Bangladesch: Zehn Jahre Rana Plaza | Bild: BR / Oliver Mayer

Erinnerungen an einen Alptraum: Die Bilder von damals hat Rokeya Khatun noch immer im Kopf. Sie arbeitete in der Textilfabrik “Rana Plaza” nahe Bangladeschs Hauptstadt Dhaka, als das Gebäude um 9 Uhr Ortszeit einstürzte. Mehr als 1100 Menschen kamen ums Leben, Rokeya Khatun überlebte schwer verletzt: “Ich werde diesen Tag niemals vergessen können - die Erinnerungen daran machen mich unglaublich traurig. Ich fühle mich, als sei ich noch immer unter den Trümmern begraben. Wenn ich daran zurückdenke, meine ich, dass die Welt über mir zusammenbricht. Ich wünschte mir so sehr, dass ich all das einfach vergessen und zu einem normalen Leben zurückkehren könnte.”
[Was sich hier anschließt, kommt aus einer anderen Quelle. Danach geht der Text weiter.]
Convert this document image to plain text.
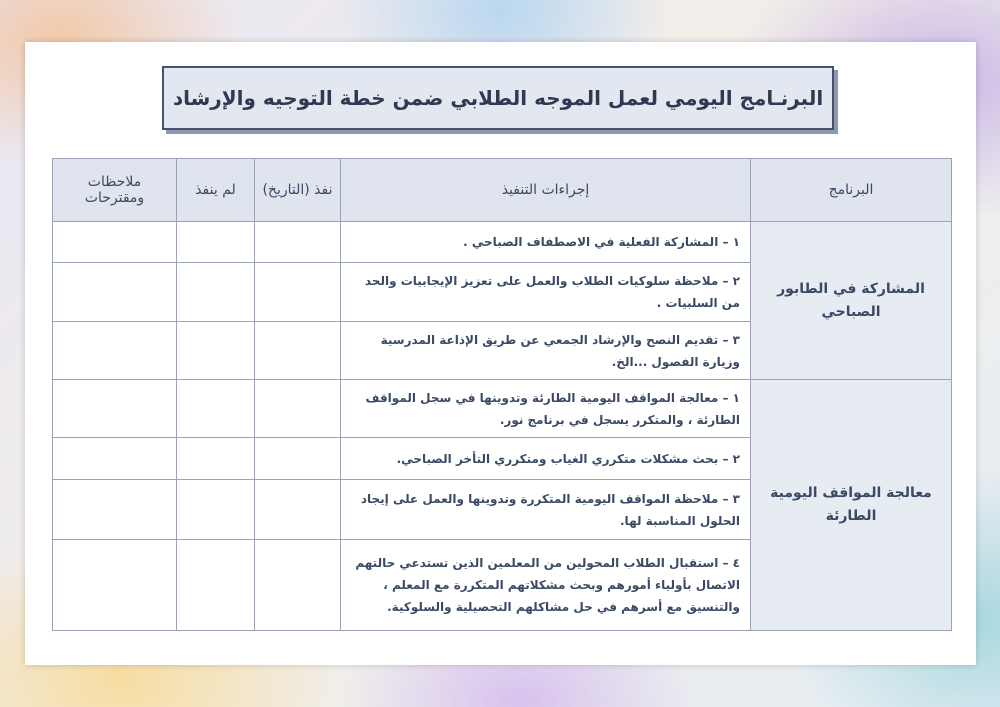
البرنـامج اليومي لعمل الموجه الطلابي ضمن خطة التوجيه والإرشاد
البرنامج	إجراءات التنفيذ	نفذ (التاريخ)	لم ينفذ	ملاحظات ومقترحات
المشاركة في الطابور الصباحي	١ – المشاركة الفعلية في الاصطفاف الصباحي .			
	٢ – ملاحظة سلوكيات الطلاب والعمل على تعزيز الإيجابيات والحد من السلبيات .			
	٣ – تقديم النصح والإرشاد الجمعي عن طريق الإذاعة المدرسية وزيارة الفصول ...الخ.			
معالجة المواقف اليومية الطارئة	١ – معالجة المواقف اليومية الطارئة وتدوينها في سجل المواقف الطارئة ، والمتكرر يسجل في برنامج نور.			
	٢ – بحث مشكلات متكرري الغياب ومتكرري التأخر الصباحي.			
	٣ – ملاحظة المواقف اليومية المتكررة وتدوينها والعمل على إيجاد الحلول المناسبة لها.			
	٤ – استقبال الطلاب المحولين من المعلمين الذين تستدعي حالتهم الاتصال بأولياء أمورهم وبحث مشكلاتهم المتكررة مع المعلم ، والتنسيق مع أسرهم في حل مشاكلهم التحصيلية والسلوكية.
An ihr altes Leben erinnert die Nähmaschine im Zimmer ihrer Schwester. Benutzen kann sie sie nicht mehr. Zu schwer sind die Verletzungen, die Rokeya Khatun beim Fabrikeinsturz erlitt. Mehr als drei Wochen musste sie damals in der Intensivstation verbringen. Bis heute sind sowohl die emotionalen als auch die körperlichen Wunden nicht abgeheilt.
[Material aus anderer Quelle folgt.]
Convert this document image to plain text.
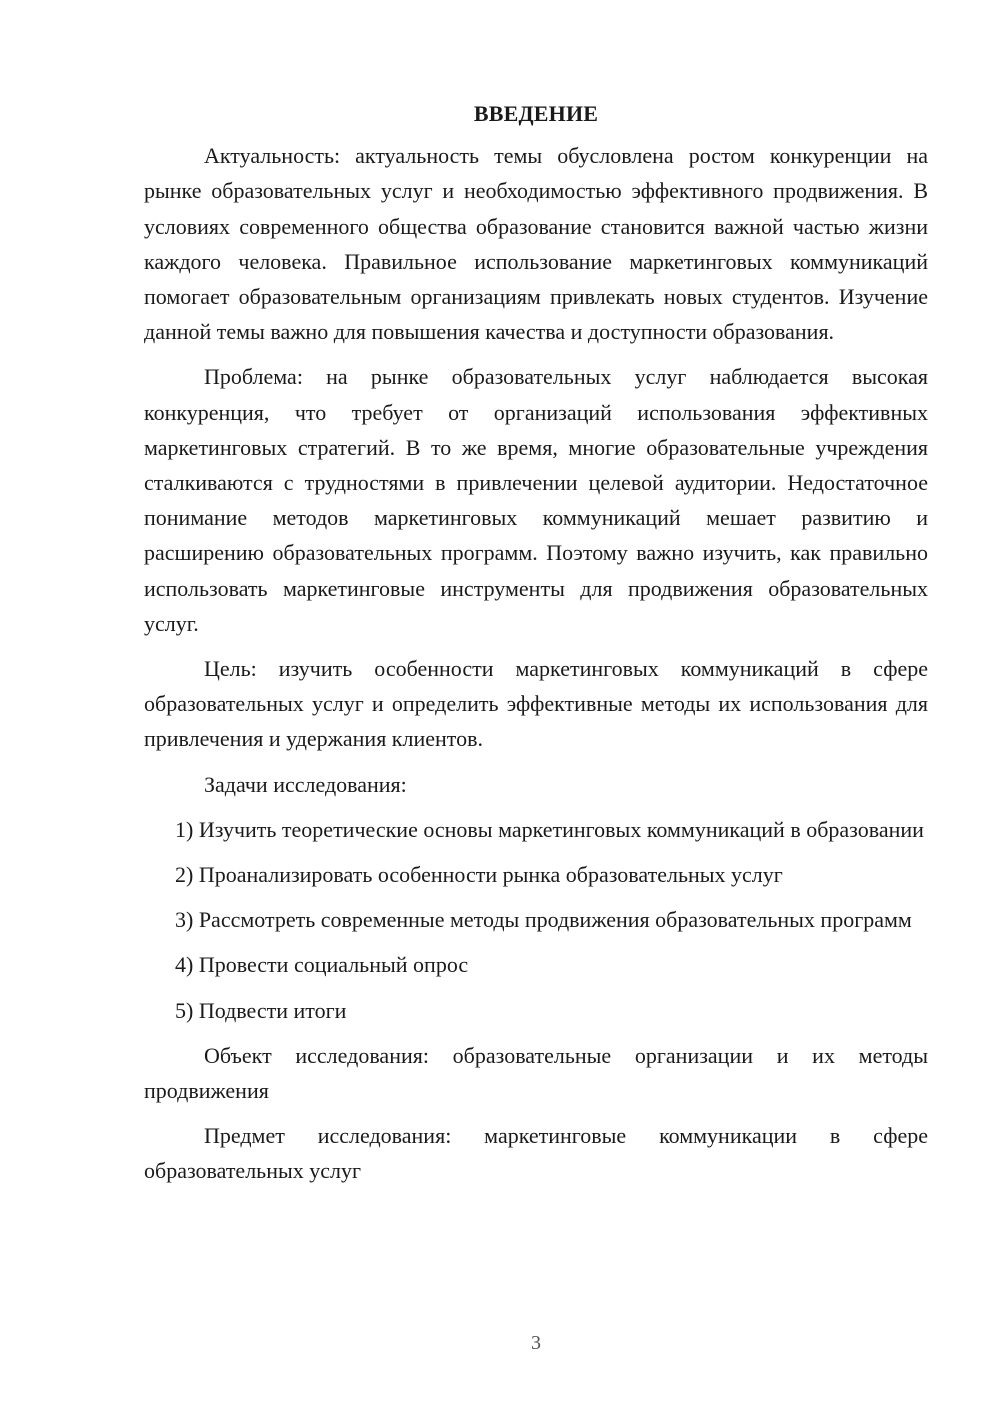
ВВЕДЕНИЕ

Актуальность: актуальность темы обусловлена ростом конкуренции на рынке образовательных услуг и необходимостью эффективного продвижения. В условиях современного общества образование становится важной частью жизни каждого человека. Правильное использование маркетинговых коммуникаций помогает образовательным организациям привлекать новых студентов. Изучение данной темы важно для повышения качества и доступности образования.

Проблема: на рынке образовательных услуг наблюдается высокая конкуренция, что требует от организаций использования эффективных маркетинговых стратегий. В то же время, многие образовательные учреждения сталкиваются с трудностями в привлечении целевой аудитории. Недостаточное понимание методов маркетинговых коммуникаций мешает развитию и расширению образовательных программ. Поэтому важно изучить, как правильно использовать маркетинговые инструменты для продвижения образовательных услуг.

Цель: изучить особенности маркетинговых коммуникаций в сфере образовательных услуг и определить эффективные методы их использования для привлечения и удержания клиентов.

Задачи исследования:

1) Изучить теоретические основы маркетинговых коммуникаций в образовании

2) Проанализировать особенности рынка образовательных услуг

3) Рассмотреть современные методы продвижения образовательных программ

4) Провести социальный опрос

5) Подвести итоги

Объект исследования: образовательные организации и их методы продвижения

Предмет исследования: маркетинговые коммуникации в сфере образовательных услуг

3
Konsequenzen aus dem Unglück

Am Ort des Einsturzes steht heute ein Denkmal, das an die Katastrophe erinnert. Die Unglücksstelle, inzwischen grün überwachsen.
Aus dem Unfall habe man viele Lehren gezogen, erzählt mir Abdullah al Rakib. Ihm gehören mehrere Textilfabriken, die von verschiedenen Prüfstellen als besonders nachhaltig und sicher ausgezeichnet wurden: “Damals hatte ich den Eindruck, dass das ganze Land plötzlich aufwacht. Alle arbeiteten unter Hochdruck an Lösungen. Die Fabrikbesitzer, die Regierung, Auftraggeber, alle diskutierten gemeinsam. Wir haben seitdem viel Geld in hochmoderne Systeme gesteckt.”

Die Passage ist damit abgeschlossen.